At one point a whole delegation of Mayors attended a Select Committee meeting and sat silently in the room in testament to their opposition.

But the legislation has had support from some powerful Government allies such as Federated Farmers, the Chambers of Commerce and companies like Foodstuffs and Fulton Hogan.

However, there has been a more measured response from one of the most influential lobby groups, the New Zealand Council for Infrastructure Development who, like many of the local body opponents, oppose the Local Government Commission being able to impose CCOs on Councils.

“While such an approach would address a key barrier to the use of CCOs in particular, we consider this measure to be inconsistent with democratic local decision making and an infringement upon the authority and integrity of local government.<” they say in their submission.

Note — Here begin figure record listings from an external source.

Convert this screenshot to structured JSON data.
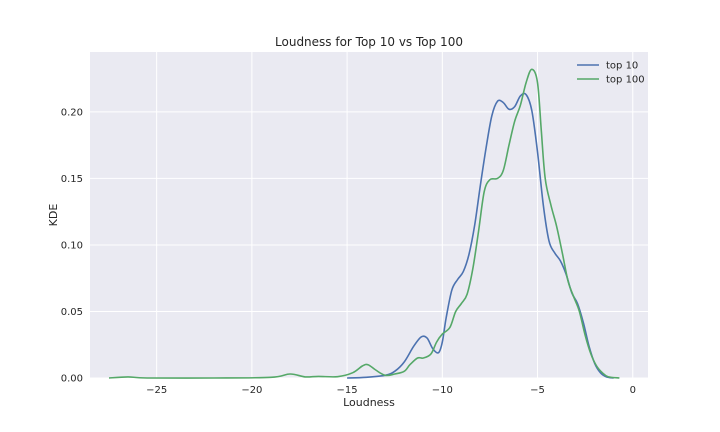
{
  "chart_data": {
    "type": "line",
    "title": "Loudness for Top 10 vs Top 100",
    "xlabel": "Loudness",
    "ylabel": "KDE",
    "xlim": [
      -28.5,
      0.8
    ],
    "ylim": [
      0,
      0.245
    ],
    "xticks": [
      -25,
      -20,
      -15,
      -10,
      -5,
      0
    ],
    "xtick_labels": [
      "−25",
      "−20",
      "−15",
      "−10",
      "−5",
      "0"
    ],
    "yticks": [
      0,
      0.05,
      0.1,
      0.15,
      0.2
    ],
    "ytick_labels": [
      "0.00",
      "0.05",
      "0.10",
      "0.15",
      "0.20"
    ],
    "grid": true,
    "legend_position": "top-right",
    "series": [
      {
        "name": "top 10",
        "color": "#4c72b0",
        "points": [
          [
            -15.0,
            0.0
          ],
          [
            -14.0,
            0.0005
          ],
          [
            -13.0,
            0.002
          ],
          [
            -12.5,
            0.005
          ],
          [
            -12.0,
            0.012
          ],
          [
            -11.5,
            0.024
          ],
          [
            -11.1,
            0.031
          ],
          [
            -10.8,
            0.03
          ],
          [
            -10.5,
            0.022
          ],
          [
            -10.2,
            0.019
          ],
          [
            -10.0,
            0.027
          ],
          [
            -9.8,
            0.045
          ],
          [
            -9.5,
            0.066
          ],
          [
            -9.2,
            0.074
          ],
          [
            -8.9,
            0.08
          ],
          [
            -8.6,
            0.093
          ],
          [
            -8.3,
            0.115
          ],
          [
            -8.0,
            0.145
          ],
          [
            -7.7,
            0.173
          ],
          [
            -7.4,
            0.197
          ],
          [
            -7.1,
            0.208
          ],
          [
            -6.8,
            0.207
          ],
          [
            -6.5,
            0.202
          ],
          [
            -6.2,
            0.204
          ],
          [
            -5.9,
            0.212
          ],
          [
            -5.6,
            0.213
          ],
          [
            -5.3,
            0.201
          ],
          [
            -5.0,
            0.17
          ],
          [
            -4.7,
            0.13
          ],
          [
            -4.4,
            0.103
          ],
          [
            -4.1,
            0.094
          ],
          [
            -3.8,
            0.088
          ],
          [
            -3.5,
            0.078
          ],
          [
            -3.2,
            0.064
          ],
          [
            -2.9,
            0.056
          ],
          [
            -2.6,
            0.042
          ],
          [
            -2.3,
            0.024
          ],
          [
            -2.0,
            0.011
          ],
          [
            -1.7,
            0.004
          ],
          [
            -1.4,
            0.001
          ],
          [
            -1.0,
            0.0
          ]
        ]
      },
      {
        "name": "top 100",
        "color": "#55a868",
        "points": [
          [
            -27.5,
            0.0
          ],
          [
            -26.5,
            0.0008
          ],
          [
            -25.5,
            0.0
          ],
          [
            -22.0,
            0.0
          ],
          [
            -19.0,
            0.0005
          ],
          [
            -18.0,
            0.003
          ],
          [
            -17.2,
            0.0008
          ],
          [
            -16.5,
            0.0012
          ],
          [
            -15.5,
            0.001
          ],
          [
            -14.7,
            0.004
          ],
          [
            -14.2,
            0.009
          ],
          [
            -13.9,
            0.01
          ],
          [
            -13.5,
            0.006
          ],
          [
            -13.0,
            0.002
          ],
          [
            -12.5,
            0.003
          ],
          [
            -12.0,
            0.005
          ],
          [
            -11.7,
            0.01
          ],
          [
            -11.3,
            0.015
          ],
          [
            -11.0,
            0.015
          ],
          [
            -10.6,
            0.018
          ],
          [
            -10.3,
            0.027
          ],
          [
            -10.0,
            0.033
          ],
          [
            -9.6,
            0.038
          ],
          [
            -9.3,
            0.05
          ],
          [
            -9.0,
            0.056
          ],
          [
            -8.7,
            0.063
          ],
          [
            -8.4,
            0.082
          ],
          [
            -8.1,
            0.11
          ],
          [
            -7.8,
            0.14
          ],
          [
            -7.5,
            0.149
          ],
          [
            -7.1,
            0.15
          ],
          [
            -6.8,
            0.156
          ],
          [
            -6.5,
            0.175
          ],
          [
            -6.2,
            0.193
          ],
          [
            -5.9,
            0.205
          ],
          [
            -5.6,
            0.222
          ],
          [
            -5.3,
            0.232
          ],
          [
            -5.0,
            0.222
          ],
          [
            -4.8,
            0.185
          ],
          [
            -4.6,
            0.15
          ],
          [
            -4.3,
            0.13
          ],
          [
            -4.0,
            0.114
          ],
          [
            -3.7,
            0.094
          ],
          [
            -3.4,
            0.073
          ],
          [
            -3.1,
            0.061
          ],
          [
            -2.8,
            0.05
          ],
          [
            -2.5,
            0.032
          ],
          [
            -2.2,
            0.018
          ],
          [
            -1.9,
            0.009
          ],
          [
            -1.6,
            0.004
          ],
          [
            -1.3,
            0.001
          ],
          [
            -0.7,
            0.0
          ]
        ]
      }
    ]
  }
}
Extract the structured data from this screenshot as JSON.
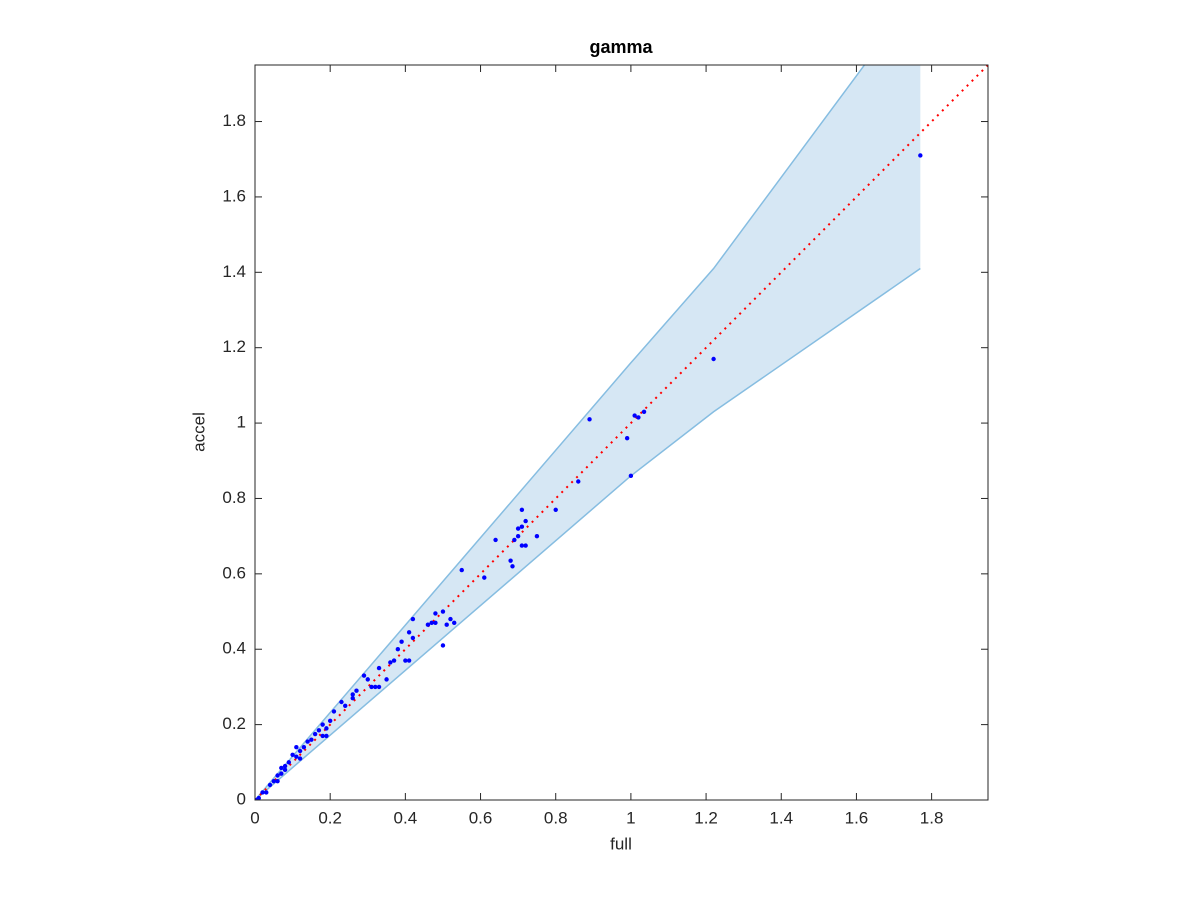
{
  "chart_data": {
    "type": "scatter",
    "title": "gamma",
    "x_label": "full",
    "y_label": "accel",
    "xlim": [
      0,
      1.95
    ],
    "ylim": [
      0,
      1.95
    ],
    "xticks": [
      0,
      0.2,
      0.4,
      0.6,
      0.8,
      1,
      1.2,
      1.4,
      1.6,
      1.8
    ],
    "yticks": [
      0,
      0.2,
      0.4,
      0.6,
      0.8,
      1,
      1.2,
      1.4,
      1.6,
      1.8
    ],
    "grid": false,
    "band": {
      "x": [
        0,
        0.5,
        1,
        1.22,
        1.77
      ],
      "upper": [
        0,
        0.58,
        1.16,
        1.41,
        2.15
      ],
      "lower": [
        0,
        0.43,
        0.86,
        1.03,
        1.41
      ],
      "color": "#86bde1",
      "fill": "#d6e7f4"
    },
    "reference_line": {
      "x": [
        0,
        1.95
      ],
      "values": [
        0,
        1.95
      ],
      "color": "#ff0000"
    },
    "points": {
      "color": "#0000ff",
      "x": [
        0.89,
        0.99,
        1.01,
        1.02,
        1.035,
        1.0,
        1.22,
        1.77,
        0.86,
        0.8,
        0.75,
        0.71,
        0.72,
        0.7,
        0.71,
        0.69,
        0.7,
        0.68,
        0.685,
        0.71,
        0.72,
        0.64,
        0.61,
        0.55,
        0.52,
        0.53,
        0.51,
        0.5,
        0.5,
        0.48,
        0.47,
        0.46,
        0.48,
        0.42,
        0.41,
        0.42,
        0.4,
        0.41,
        0.39,
        0.38,
        0.37,
        0.36,
        0.35,
        0.33,
        0.33,
        0.32,
        0.31,
        0.3,
        0.29,
        0.27,
        0.26,
        0.26,
        0.24,
        0.23,
        0.21,
        0.2,
        0.19,
        0.18,
        0.19,
        0.18,
        0.17,
        0.16,
        0.15,
        0.14,
        0.13,
        0.12,
        0.11,
        0.11,
        0.12,
        0.1,
        0.09,
        0.08,
        0.08,
        0.07,
        0.07,
        0.06,
        0.06,
        0.05,
        0.04,
        0.03,
        0.02,
        0.01,
        0.005
      ],
      "values": [
        1.01,
        0.96,
        1.02,
        1.015,
        1.03,
        0.86,
        1.17,
        1.71,
        0.845,
        0.77,
        0.7,
        0.77,
        0.74,
        0.72,
        0.725,
        0.69,
        0.7,
        0.635,
        0.62,
        0.675,
        0.675,
        0.69,
        0.59,
        0.61,
        0.48,
        0.47,
        0.465,
        0.41,
        0.5,
        0.495,
        0.47,
        0.465,
        0.47,
        0.48,
        0.445,
        0.43,
        0.37,
        0.37,
        0.42,
        0.4,
        0.37,
        0.365,
        0.32,
        0.35,
        0.3,
        0.3,
        0.3,
        0.32,
        0.33,
        0.29,
        0.28,
        0.27,
        0.25,
        0.26,
        0.235,
        0.21,
        0.17,
        0.17,
        0.19,
        0.2,
        0.185,
        0.175,
        0.16,
        0.155,
        0.14,
        0.13,
        0.14,
        0.115,
        0.11,
        0.12,
        0.1,
        0.09,
        0.08,
        0.085,
        0.07,
        0.065,
        0.05,
        0.05,
        0.04,
        0.02,
        0.02,
        0.005,
        0.0
      ]
    }
  }
}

“We do not support the empowerment of the Local Government Commission to overrule elected local authorities.


“We consider options for shared services, CCOs and wider council restructuring must remain decisions for elected governing bodies – either central or local.

“When considering proposals for shared services and CCOs, councils should, in our view, have the option of either a local referendum or a vote across the governing body.”

It is surprising that a Bill which has attracted such widespread opposition, much of it from traditional National Party allies, would get through Cabinet and into the legislative system.

In that regard, it resembles the  Health and Safty legislation last year which also underwent a rewrite while it was in the Select Committee after opposition from within the National Party.

The Minister in Charge of the Bill, Sam Lotu Iiga announcing on Friday  that the Bill would now not have to emerge from the Select Committee until March next year put a glossy spin on the decision by saying that it was needed because  within the 200 submissions received by the Committee “many contain details which need to be worked through with officials to ensure they will work.”

Whilst many do contain comment on details within the Bill, almost have at their heart their opposition to the CCO proposals.

The Minister appeared to acknowledge this.

“I acknowledge some of the concerns raised by local government.,” he said.

“Solutions need to be found that promote local democracy, while ensuring better quality services and better value for ratepayers,”

He says the delayed report back will allow for further policy consideration and drafting changes to the Bill.

“I am committed to legislation that enables high quality, resilient and affordable infrastructure.

“We need regulations and services that benefit residents and communities.”

“The reforms will enable councils to more easily share resources and expertise to address current and emerging challenges.”

“I will be working with my colleagues and the sector over coming months to address concerns while still achieving the objectives of the reforms.”